CHARLOTTE, NC (WBTV) - Two elements of Tuesday's bank bailout "part two" announced by Treasury Secretary Tim Geithner has a direct impact on consumers.
First, there's the effort to committ money in the hopes of resuming the flow of credit in this country. The credit markets have been tight in the past year, making it harder for consumers to get loans.
This would apply to all kinds of lending, including student loans, loans to buy new cars, consumer finance, and down the road even commercial and residential mortgages.
Bruce Hamlett with United Family Services says this is good, provided there's a focus on responsible borrowing.
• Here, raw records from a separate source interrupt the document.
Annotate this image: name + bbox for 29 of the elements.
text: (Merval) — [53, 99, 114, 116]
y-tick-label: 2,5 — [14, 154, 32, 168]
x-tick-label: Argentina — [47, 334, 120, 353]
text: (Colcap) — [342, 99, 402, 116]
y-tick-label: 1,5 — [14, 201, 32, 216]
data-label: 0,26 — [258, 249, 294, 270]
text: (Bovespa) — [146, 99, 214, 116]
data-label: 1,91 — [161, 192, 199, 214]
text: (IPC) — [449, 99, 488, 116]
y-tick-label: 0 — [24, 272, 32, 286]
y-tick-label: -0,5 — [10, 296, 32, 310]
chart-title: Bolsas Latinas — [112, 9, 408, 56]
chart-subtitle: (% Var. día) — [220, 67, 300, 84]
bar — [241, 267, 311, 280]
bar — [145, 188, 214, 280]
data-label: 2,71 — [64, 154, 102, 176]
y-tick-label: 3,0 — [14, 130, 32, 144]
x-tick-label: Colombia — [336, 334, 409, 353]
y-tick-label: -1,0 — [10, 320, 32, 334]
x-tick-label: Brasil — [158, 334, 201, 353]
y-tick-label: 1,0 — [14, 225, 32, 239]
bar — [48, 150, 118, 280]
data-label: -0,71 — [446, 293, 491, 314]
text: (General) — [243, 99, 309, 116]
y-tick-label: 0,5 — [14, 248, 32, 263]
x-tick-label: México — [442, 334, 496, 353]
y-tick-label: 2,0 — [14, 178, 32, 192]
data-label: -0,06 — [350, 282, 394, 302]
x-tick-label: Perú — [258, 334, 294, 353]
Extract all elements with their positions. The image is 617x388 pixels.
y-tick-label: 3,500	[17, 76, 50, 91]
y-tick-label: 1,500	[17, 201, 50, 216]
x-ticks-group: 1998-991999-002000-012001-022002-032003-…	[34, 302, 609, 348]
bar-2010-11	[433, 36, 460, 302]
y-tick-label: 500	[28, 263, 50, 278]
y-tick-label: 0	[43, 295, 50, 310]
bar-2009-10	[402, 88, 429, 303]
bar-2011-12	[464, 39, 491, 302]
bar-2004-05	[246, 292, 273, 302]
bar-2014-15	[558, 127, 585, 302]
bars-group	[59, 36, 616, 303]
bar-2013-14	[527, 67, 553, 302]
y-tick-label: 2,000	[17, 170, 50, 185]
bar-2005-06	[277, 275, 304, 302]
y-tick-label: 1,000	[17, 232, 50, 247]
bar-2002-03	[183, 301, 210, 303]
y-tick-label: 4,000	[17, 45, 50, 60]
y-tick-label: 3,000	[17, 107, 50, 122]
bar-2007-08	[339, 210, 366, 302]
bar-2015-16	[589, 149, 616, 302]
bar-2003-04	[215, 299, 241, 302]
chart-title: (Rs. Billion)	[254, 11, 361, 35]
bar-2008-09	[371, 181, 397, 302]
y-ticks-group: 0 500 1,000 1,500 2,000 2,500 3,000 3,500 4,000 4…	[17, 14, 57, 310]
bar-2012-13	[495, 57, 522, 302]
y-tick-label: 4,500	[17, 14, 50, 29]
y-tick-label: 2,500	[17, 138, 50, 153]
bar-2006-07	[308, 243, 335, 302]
"The consumer has to bear some of the burden. There has to be education on the front end so we dont' get into this situation again," Hamlett says.
A second portion of the bailout focuses on the housing market.
At least $50 billion will be used to help reduce interest rates, and drop the monthly mortgage payments of those who find themselves in jeopardy of losing their homes.
Details on this part of the plan, according to President Obama Tuesday, will be released in the weeks to come. Some reports speculate there will be financial incentives for lenders willing to work with mortgage holders on changing the terms of their mortgage.
"The need is still escalating, the number of foreclosures is escalating," Hamlett says. His office continues to see in an increase in the number of people who come in for assistance in avoiding foreclosure.
Before he can decide whether this $50 billion injection into the housing market will work, Hamlett wants to know how the money will be spent.
"Will it go to banks to work directly with the clients or will it go to agencies like ours to help handle the demand?" Hamlett wonders.
A combination of both, he says, would likely be the best way to tackle the problem.